14 Protocols

Protocols are special types which support a limited form of structural typing in HULK. The difference between structural and nominal typing in HULK, is that the latter is explicit while the former is implicitely defined. That is, a type doesn’t need to explicitely declare that it conforms to a protocol.

Protocols have a syntax similar to that of types, except that they only have method declarations, and they have no body, only signatures. Hence, protocols define the methods that a type must have in order to support some operation.

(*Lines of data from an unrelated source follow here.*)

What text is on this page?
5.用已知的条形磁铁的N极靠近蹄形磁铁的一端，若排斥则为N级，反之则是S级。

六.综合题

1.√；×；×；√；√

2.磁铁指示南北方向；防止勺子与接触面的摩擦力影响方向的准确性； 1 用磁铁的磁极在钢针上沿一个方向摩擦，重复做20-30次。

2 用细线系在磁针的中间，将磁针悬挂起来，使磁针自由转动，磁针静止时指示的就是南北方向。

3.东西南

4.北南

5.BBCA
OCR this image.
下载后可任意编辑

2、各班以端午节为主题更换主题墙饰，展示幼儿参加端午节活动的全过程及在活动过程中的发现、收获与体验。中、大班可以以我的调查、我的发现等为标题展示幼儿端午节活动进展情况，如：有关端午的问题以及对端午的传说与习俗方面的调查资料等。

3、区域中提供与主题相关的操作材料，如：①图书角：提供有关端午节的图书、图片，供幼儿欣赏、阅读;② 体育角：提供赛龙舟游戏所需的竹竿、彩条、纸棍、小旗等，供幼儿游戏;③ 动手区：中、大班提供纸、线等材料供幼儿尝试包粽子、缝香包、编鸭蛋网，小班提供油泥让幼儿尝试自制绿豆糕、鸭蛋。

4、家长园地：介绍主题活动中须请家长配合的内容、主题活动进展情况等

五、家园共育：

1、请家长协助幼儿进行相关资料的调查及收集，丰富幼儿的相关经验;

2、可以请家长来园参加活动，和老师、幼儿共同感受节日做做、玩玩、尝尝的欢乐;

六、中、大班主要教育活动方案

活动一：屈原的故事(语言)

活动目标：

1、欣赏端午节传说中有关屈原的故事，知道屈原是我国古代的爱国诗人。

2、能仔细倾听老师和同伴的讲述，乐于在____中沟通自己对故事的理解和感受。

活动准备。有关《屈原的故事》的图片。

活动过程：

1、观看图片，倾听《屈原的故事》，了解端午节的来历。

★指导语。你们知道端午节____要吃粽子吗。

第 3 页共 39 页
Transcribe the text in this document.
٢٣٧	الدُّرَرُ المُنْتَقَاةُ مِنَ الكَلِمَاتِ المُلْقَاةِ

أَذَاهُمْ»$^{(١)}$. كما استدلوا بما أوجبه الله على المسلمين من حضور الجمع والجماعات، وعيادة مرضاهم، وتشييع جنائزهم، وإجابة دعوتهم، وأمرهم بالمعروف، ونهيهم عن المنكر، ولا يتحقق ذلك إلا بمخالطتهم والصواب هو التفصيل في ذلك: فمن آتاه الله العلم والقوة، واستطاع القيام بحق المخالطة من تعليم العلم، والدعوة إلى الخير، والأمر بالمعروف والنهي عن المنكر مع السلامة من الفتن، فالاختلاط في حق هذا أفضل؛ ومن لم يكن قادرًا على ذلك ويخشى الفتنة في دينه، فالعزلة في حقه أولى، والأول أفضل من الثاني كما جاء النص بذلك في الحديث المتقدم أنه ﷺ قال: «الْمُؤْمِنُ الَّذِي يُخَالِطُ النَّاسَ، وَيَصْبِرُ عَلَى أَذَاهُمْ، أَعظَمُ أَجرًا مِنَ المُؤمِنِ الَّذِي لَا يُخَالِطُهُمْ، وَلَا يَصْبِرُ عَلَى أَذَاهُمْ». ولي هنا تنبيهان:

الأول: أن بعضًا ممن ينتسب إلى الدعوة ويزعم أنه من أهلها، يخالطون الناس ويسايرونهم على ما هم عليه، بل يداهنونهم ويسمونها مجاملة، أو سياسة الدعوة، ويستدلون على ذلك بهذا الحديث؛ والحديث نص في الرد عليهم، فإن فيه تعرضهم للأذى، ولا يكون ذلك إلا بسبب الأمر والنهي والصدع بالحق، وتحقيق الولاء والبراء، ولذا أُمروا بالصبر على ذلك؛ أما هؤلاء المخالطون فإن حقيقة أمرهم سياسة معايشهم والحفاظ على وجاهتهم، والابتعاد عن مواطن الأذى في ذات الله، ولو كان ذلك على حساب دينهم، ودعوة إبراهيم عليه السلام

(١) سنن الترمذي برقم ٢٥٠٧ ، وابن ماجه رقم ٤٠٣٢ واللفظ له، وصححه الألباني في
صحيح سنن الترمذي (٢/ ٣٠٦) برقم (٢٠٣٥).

Protocols don’t exist at runtime, they are compile-time only concept that helps writing more flexible programs. After type checking, all information about protocols can be safely removed.

14.1 Defining protocols

A protocol is defined with the keyword protocol followed by a collection of method declarations:

protocol Hashable {
    hash(): Number;
}

A protocol can have any number of method declarations. For obvious reasons, all method declarations in protocol definitions must be fully typed, as it is impossible to infer any types since they have no body.

A protocol can extend anoter protocol by adding new methods, but never overriding (since there is no actual body) or removing any method (althought you can override the types of some method arguments or return types provided with some restrictions explained below).

protocol Equatable extends Hashable {
    equals(other: Object): Boolean;
}

14.2 Implementing protocols

A type implements a protocol implicitely, simply by having methods with the right signature. There is no need to explicitely declare which types implement which protocols.

Thus, you can annotated a variable or argument with a protocol type, and the type checker will correctly verify the consistency of both the method body and the invocation.

type Person {
    // ...

    hash() : Number {
        // ...
    }
}

let x : Hashable = new Person() in print(x.hash());

Anywhere you can annotate a symbol with a type (variables, attributes, function, method and type arguments, and return values), you can also use a protocol. For the purpose of type inference, protocols are treated as types.

14.3 Variance in protocol implementation

In order to implementing a protocol, a type doesn’t necessarily have to match the exact signature of the protocol. Instead, method and type arguments are considered contravariant, and return values covariant. This means that arguments can be of the same type or higher, and the return values of the same type or lower than as defined in the protocol.

Similarly, when you extend a protocol, you can override some of the methods as long as you respect the variance constraints.

14.4 Conforming with protocols

More formally, protocols extend the notion of type conforming by adding the following rules:

A type T conforms to a protocol P if T has all the method defined in P with the appropriate types (respecting the variance constraints explained before).
If a protocol P1 extends a protocol P2, then trivially P1 <= P2.
A protocol P1 also conforms to another protocol P2 if any type that conforms to P1 would also conform to P2, even if there is no explicit extension declared.